While the risk of another downgrade was unclear, investors said the impact on British assets could be more severe than the perennial safe-haven U.S. dollar and U.S. Treasuries.

“The U.K. is more vulnerable to sudden debt sustainability concerns because, unlike the U.S. dollar, sterling is not a major world reserve currency,” said Sam Zief, head of foreign exchange strategy at JPMorgan Private Bank. Sex doesn’t affect the market until it actually affects the market.”

Index-linked gilts were first issued in the 1980s under then-prime minister Margaret Thatcher as the country struggled to clear the sign of accepting an IMF loan in 1976 . Inflation-linked debt, which was built up during decades of low inflation.

Gilt-linked bonds currently make up a quarter of all outstanding UK bonds. This is double the share of Italy, the second-largest issuer among advanced economies.

Fitch said the UK faced debt interest payments of 10.4% of income this year, the highest share among developed countries. Meanwhile, debt is expected to jump to 105% of GDP by 2025.

“If inflation becomes entrenched, it will become a bigger problem,” said Eiko Sievert, head of sovereign and public sector. range rating. “The whole debate over the heavy burden on public finances that index-linked gilts place on public finances will become much quieter if inflation pressures are expected to fall sharply next year.”

But a series of shocks over the past 15 years have pushed the UK so deep into the deficit. Before the 2008 financial crisis, the UK’s debt-to-GDP ratio was relatively low at around 35%. Then came bank bailouts, pandemics and most recently the Russian invasion of Ukraine.

According to the National Audit Office, the Conservative government has spent 376 billion pounds to support businesses and households during the epidemic, including 70 billion pounds for the furlough employment protection scheme. A further £70bn was used to support energy bills and other payments as gas prices soared after the Russian war.

Despite the moderation in inflation, UK public finances will remain under pressure. Next year’s state pensions bill is expected to rise by 8.2 per cent under the government’s “triple lock”, which guarantees benefits will rise in tandem with wages or inflation, whichever is higher.

It will cost taxpayers around £10bn, according to online investment service Interactive Investor. The government’s independent forecaster said last month that a surge in claimants for sick working-age benefits would cost the state another £15bn in lost tax and higher benefits.

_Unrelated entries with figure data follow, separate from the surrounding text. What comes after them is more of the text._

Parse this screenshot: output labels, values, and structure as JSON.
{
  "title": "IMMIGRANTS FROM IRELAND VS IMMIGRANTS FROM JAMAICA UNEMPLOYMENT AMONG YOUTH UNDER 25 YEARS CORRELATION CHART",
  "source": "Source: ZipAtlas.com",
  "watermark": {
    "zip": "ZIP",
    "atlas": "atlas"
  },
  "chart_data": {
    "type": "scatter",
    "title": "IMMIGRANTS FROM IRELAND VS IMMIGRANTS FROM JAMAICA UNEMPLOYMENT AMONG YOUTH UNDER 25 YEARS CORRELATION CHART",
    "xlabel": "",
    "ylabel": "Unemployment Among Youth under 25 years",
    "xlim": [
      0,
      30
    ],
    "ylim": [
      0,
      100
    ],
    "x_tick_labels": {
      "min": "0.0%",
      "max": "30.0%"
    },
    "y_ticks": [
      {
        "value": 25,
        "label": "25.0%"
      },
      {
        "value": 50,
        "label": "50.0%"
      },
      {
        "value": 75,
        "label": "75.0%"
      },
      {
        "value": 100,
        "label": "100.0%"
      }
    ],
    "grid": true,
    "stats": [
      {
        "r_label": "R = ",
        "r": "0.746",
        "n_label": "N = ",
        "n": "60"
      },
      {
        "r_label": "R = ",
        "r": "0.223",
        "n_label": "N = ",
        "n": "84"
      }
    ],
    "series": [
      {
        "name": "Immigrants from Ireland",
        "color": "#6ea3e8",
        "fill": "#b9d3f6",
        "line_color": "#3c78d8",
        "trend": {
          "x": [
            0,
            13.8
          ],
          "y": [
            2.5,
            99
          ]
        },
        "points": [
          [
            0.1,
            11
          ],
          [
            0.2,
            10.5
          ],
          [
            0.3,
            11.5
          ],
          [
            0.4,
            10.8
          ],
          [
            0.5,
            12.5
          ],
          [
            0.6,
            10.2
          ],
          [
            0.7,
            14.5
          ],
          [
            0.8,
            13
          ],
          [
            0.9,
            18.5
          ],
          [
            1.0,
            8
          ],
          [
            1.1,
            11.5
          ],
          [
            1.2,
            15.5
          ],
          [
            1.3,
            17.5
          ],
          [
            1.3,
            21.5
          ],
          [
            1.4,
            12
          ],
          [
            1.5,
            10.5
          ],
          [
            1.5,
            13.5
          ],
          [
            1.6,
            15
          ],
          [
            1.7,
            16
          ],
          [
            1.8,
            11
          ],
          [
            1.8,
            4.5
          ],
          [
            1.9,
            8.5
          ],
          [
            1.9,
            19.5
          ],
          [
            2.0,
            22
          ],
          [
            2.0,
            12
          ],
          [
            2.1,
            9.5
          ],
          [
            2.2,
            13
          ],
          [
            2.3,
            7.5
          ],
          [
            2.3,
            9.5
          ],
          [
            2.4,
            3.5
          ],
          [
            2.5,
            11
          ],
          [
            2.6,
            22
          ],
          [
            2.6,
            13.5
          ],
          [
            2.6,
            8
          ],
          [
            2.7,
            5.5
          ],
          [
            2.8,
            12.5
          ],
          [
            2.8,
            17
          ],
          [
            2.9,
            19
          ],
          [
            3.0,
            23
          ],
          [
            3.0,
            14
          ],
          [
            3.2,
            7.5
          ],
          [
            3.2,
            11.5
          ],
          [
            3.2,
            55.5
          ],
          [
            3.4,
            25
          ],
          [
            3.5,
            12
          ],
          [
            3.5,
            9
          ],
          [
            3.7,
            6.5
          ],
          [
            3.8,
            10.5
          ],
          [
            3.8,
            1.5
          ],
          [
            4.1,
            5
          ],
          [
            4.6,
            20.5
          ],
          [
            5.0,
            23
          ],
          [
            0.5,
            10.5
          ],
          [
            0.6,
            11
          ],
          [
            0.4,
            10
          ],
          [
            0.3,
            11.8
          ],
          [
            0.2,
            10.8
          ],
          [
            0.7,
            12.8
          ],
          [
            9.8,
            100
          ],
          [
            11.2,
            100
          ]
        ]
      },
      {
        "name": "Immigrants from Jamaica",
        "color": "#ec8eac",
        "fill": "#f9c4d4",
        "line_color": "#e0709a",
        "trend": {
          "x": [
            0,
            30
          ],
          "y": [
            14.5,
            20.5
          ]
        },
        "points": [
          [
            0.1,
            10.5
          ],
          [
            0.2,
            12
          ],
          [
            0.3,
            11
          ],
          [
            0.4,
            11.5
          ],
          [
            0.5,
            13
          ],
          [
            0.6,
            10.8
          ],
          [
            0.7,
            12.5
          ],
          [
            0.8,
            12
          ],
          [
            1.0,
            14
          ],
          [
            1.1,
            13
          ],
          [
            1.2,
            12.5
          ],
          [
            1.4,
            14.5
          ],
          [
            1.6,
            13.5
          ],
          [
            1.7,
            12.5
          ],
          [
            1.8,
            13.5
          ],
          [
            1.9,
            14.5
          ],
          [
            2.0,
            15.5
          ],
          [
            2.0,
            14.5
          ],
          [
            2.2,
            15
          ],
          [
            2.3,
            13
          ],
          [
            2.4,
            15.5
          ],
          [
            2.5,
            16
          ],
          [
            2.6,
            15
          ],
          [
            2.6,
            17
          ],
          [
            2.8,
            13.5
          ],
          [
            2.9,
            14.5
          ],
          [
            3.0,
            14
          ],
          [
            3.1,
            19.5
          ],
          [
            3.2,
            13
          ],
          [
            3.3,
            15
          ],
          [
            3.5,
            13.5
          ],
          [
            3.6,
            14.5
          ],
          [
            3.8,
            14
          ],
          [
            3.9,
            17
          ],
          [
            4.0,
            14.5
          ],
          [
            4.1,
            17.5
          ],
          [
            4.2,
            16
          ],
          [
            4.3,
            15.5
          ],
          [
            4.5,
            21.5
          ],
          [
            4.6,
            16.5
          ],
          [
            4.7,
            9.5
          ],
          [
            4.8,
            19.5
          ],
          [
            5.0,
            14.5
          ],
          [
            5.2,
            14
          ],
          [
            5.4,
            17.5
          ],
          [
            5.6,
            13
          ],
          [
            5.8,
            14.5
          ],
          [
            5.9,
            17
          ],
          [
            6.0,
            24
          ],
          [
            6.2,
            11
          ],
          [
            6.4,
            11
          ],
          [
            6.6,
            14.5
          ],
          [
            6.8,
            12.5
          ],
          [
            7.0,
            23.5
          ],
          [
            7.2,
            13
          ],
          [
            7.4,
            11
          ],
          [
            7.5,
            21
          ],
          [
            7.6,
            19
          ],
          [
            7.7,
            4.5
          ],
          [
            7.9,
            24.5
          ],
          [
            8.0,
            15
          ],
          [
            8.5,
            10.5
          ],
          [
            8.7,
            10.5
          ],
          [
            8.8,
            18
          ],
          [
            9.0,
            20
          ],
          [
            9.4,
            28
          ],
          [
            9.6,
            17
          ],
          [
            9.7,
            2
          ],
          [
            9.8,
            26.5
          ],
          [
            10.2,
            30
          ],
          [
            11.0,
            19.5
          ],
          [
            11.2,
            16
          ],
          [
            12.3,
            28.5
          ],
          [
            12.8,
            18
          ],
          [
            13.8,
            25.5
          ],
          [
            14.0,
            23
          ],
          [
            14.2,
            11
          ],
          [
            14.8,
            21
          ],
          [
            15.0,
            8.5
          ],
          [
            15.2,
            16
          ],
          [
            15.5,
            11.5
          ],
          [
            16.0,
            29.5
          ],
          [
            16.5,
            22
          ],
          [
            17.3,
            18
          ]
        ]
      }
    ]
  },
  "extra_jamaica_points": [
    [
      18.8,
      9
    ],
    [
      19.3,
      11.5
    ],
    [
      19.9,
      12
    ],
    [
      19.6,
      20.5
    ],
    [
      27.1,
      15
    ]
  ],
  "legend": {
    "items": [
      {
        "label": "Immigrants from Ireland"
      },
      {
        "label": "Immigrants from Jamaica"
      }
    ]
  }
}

For now, the Bank of England’s efforts to control prices are making things worse. Rising interest rates are exacerbating losses as the central bank unwinds the vast pile of bonds it has amassed during more than a decade of quantitative easing to support the economy. The taxpayer’s loss is expected to exceed £150bn over the next 10 years.

One concern is that the Conservatives, trailing Labor by double digits in opinion polls, may want to ease fiscal policy. Some members of parliament have urged Sunak to cut taxes before the election.

Morgan Stanley UK economist Bruna Scalica said much would depend on the progress of the two budgets in the autumn and spring. “If the Treasury tries to ease monetary policy significantly in the short term, but cuts commitments in the medium term, some credit rating agencies may find this less plausible.”

Both of Hunt’s previous budgets delayed £30bn of spending cuts, but these cuts will not come into effect after the next election. This sets up a potential pitfall for Starmer and his future chancellor, Rachel Reeves, who may face two choices: accept responsibility for painful spending cuts, or risk another shortly after taking office. Risk of investor revolt.

Starmer and Reeves say the UK needs to grow out of the woods. Even so, Labor has conceded it will have to delay the start of an ambitious plan to reshape the economy – which promises to invest £140bn in green industries over five years.

Taking a closer look, the numbers look bleak, as the OBR warns that debt could reach 300% of GDP by the 2070s.

“In some ways, it’s a pretty depressing prospect,” David Miles, a senior OBR official, said in an interview. “Unless you get back to the productivity growth levels of the 80s, 90s and early 2000s, some adjustments will have to be made.”